Foreigners flock to academic-literacy lessons

February 18, 2010

A new model for teaching academic literacy to foreign students has resulted in a fivefold increase in attendance at the sessions offered by Northumbria University.

A team at Newcastle Business School, which has about 1,000 international students, redesigned the academic support sessions that overseas students take, to make them directly relevant to what they were doing in lectures.

The system aims to integrate the sessions into students' wider studies, and makes academic-literacy tutors members of subject staff.

It was first trialled in the school in 2007-08, and according to Diane Sloan, principal lecturer in strategic management and international business, the programme's director, it proved to be an immediate success.

Although the sessions were initially targeted at non-European Union students, she said, "we're now getting European and UK students knocking on our door".

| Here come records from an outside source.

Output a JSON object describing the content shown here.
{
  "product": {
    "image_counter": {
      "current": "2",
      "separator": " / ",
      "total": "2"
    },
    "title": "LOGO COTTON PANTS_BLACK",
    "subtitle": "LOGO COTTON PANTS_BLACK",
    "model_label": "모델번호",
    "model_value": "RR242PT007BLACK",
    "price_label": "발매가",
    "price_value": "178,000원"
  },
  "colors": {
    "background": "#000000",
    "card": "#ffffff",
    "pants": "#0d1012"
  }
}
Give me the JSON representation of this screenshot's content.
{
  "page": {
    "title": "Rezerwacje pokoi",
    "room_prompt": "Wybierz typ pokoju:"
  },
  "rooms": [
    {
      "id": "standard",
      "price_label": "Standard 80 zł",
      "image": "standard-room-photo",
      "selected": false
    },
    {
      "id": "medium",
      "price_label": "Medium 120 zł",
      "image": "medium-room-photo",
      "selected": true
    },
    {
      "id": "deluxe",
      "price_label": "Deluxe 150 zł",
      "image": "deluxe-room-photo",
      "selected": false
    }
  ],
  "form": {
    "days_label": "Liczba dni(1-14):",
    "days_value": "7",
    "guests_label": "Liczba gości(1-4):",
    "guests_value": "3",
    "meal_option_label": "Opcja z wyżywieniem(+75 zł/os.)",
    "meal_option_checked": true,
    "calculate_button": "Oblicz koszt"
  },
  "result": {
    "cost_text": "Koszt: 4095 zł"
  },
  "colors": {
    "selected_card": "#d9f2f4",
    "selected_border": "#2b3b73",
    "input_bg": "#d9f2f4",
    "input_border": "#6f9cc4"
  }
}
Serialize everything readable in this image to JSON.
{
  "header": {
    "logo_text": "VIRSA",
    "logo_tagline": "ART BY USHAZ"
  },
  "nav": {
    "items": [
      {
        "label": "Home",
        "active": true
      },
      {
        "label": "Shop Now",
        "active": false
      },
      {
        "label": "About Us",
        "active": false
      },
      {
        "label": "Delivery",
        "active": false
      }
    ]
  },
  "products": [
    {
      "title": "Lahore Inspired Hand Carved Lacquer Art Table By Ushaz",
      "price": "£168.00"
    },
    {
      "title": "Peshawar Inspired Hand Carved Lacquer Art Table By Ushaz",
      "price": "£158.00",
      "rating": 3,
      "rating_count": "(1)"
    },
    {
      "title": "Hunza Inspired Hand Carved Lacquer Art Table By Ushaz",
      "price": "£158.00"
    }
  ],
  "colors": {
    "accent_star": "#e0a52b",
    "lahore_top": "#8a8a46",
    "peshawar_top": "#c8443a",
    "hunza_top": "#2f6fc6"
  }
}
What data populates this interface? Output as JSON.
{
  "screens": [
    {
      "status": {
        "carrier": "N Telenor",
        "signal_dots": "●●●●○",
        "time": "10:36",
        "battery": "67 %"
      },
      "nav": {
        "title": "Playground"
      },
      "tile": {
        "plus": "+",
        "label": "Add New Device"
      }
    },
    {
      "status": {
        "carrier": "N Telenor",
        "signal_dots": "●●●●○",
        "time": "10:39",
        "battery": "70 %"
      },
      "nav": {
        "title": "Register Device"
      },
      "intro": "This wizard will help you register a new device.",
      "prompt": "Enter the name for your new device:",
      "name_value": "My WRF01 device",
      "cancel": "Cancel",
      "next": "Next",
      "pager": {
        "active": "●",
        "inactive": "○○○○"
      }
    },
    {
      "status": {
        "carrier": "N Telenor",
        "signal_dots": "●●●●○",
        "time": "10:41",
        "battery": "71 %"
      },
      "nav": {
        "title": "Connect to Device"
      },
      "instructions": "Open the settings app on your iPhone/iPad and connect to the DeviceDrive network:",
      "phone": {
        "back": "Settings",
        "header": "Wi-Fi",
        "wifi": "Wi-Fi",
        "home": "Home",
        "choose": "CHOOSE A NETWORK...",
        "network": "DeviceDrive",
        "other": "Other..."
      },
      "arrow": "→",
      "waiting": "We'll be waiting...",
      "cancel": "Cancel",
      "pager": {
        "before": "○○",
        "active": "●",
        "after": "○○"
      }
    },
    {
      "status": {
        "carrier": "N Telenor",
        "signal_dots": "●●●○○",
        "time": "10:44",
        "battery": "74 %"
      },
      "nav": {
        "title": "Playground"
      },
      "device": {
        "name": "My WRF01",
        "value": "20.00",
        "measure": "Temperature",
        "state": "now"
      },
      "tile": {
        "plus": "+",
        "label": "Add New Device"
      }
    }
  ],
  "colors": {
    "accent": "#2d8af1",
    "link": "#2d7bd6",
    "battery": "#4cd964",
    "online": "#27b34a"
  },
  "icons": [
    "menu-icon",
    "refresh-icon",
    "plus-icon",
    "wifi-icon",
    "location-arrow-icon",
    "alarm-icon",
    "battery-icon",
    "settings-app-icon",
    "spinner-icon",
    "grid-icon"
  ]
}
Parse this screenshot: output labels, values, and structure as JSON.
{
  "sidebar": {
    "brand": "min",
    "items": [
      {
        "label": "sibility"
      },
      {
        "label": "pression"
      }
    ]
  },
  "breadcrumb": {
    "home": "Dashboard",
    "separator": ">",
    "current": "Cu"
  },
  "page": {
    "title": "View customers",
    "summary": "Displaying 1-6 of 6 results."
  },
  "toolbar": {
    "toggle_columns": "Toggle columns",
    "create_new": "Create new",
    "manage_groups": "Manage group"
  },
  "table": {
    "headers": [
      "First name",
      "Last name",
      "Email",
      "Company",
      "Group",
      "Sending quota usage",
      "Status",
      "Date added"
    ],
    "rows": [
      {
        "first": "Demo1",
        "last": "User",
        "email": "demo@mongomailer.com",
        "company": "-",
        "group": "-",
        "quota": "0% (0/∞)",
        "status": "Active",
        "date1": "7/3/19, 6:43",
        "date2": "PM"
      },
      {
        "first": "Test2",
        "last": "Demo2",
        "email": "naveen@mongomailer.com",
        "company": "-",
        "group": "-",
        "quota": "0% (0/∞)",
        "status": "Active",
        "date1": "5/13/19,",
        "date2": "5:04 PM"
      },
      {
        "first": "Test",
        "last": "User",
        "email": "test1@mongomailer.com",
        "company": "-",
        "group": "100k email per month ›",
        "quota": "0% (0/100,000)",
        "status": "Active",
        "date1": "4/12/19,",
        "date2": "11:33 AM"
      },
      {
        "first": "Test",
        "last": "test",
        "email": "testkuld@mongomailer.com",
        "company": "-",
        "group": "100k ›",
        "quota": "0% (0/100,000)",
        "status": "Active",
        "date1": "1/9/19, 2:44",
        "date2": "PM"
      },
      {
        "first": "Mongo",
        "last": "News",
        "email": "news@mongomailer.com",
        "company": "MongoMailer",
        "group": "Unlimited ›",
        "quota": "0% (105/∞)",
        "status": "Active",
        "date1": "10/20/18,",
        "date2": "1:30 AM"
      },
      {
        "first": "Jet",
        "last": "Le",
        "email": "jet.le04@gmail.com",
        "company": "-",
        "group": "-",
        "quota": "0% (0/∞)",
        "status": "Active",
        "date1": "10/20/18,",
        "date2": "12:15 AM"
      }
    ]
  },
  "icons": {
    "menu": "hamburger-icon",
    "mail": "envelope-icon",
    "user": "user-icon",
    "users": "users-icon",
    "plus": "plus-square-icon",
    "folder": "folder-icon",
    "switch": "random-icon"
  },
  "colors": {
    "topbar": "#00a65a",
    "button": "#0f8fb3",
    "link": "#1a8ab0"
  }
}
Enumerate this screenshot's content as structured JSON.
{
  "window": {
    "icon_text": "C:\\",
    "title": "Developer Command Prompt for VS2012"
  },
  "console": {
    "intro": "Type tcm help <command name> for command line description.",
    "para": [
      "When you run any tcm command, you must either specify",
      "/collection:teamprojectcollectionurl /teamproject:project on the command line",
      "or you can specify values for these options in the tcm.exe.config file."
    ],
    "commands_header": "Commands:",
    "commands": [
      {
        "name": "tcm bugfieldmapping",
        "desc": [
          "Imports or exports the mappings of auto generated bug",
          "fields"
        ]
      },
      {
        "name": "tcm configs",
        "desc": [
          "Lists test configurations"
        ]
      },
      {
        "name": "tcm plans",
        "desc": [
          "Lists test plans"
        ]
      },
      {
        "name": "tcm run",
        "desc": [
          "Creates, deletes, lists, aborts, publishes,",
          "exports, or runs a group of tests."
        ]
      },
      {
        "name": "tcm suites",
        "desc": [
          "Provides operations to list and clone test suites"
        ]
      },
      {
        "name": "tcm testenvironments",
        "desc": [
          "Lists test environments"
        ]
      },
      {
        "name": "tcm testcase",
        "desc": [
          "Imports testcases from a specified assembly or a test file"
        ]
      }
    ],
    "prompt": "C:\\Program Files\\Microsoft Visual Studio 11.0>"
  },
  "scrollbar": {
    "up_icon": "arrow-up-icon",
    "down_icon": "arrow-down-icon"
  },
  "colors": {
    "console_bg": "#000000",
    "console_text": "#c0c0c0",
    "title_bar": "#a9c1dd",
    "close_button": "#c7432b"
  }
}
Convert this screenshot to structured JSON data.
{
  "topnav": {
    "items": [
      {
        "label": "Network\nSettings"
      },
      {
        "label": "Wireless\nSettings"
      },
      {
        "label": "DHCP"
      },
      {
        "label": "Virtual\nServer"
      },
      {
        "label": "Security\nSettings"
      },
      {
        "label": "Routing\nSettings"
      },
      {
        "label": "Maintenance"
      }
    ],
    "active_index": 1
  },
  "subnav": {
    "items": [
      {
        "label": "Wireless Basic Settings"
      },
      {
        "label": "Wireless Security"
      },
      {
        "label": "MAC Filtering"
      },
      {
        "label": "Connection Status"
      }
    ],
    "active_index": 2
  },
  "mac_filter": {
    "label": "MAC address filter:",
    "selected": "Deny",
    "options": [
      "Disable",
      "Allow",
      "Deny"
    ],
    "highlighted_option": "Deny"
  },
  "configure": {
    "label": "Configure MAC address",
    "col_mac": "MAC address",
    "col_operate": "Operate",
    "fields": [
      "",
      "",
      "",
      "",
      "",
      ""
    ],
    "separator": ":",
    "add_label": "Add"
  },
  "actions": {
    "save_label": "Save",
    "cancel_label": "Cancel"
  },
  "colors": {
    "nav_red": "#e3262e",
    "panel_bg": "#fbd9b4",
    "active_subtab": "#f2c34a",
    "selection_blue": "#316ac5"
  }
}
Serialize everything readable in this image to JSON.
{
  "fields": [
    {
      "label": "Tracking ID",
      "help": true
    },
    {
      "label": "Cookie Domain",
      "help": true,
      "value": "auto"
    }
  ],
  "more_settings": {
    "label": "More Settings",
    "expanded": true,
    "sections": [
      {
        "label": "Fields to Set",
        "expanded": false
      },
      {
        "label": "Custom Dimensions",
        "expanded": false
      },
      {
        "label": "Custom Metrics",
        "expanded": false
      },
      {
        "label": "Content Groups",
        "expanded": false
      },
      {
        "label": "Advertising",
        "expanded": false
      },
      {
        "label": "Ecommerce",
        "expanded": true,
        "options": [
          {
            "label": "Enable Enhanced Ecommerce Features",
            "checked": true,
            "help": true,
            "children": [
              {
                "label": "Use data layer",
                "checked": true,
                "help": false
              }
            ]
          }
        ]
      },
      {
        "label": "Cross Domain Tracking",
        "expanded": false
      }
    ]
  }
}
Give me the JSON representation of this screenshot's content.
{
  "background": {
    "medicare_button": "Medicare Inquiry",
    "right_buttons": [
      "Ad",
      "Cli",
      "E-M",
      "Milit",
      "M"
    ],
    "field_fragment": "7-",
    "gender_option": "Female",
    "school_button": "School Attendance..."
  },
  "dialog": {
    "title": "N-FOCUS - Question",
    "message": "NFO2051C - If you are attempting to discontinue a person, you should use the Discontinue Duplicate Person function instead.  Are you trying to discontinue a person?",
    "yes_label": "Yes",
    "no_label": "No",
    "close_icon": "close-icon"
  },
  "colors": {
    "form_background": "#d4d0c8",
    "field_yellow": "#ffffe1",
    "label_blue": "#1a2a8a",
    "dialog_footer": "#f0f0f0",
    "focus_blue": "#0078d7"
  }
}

International student fee income is likely to become even more crucial as universities grapple with public funding cuts.

Other institutions have already shown an interest in adopting Northumbria's system to help keep their own overseas students engaged.

The approach is currently being trialled by Heriot-Watt University, supported by a grant from the Higher Education Academy, and the University of Gloucestershire Business School is also planning to pilot the programme, Dr Sloan said.

One potential drawback of the model is that the type of subject-specific knowledge required of academic-literacy tutors takes time to build up.

Dr Sloan said: "We discussed this quite a lot - the question was, in the current economic climate, could we present a model that involved putting in more work rather than less?"

However, she added, the approach "pays off in the long run, making it easier to develop teaching material and link it to the subject".

Ian Shell, associate dean of learning and teaching at Newcastle Business School, added that the approach was "eminently transferable" to other areas, such as teaching IT skills and numeracy.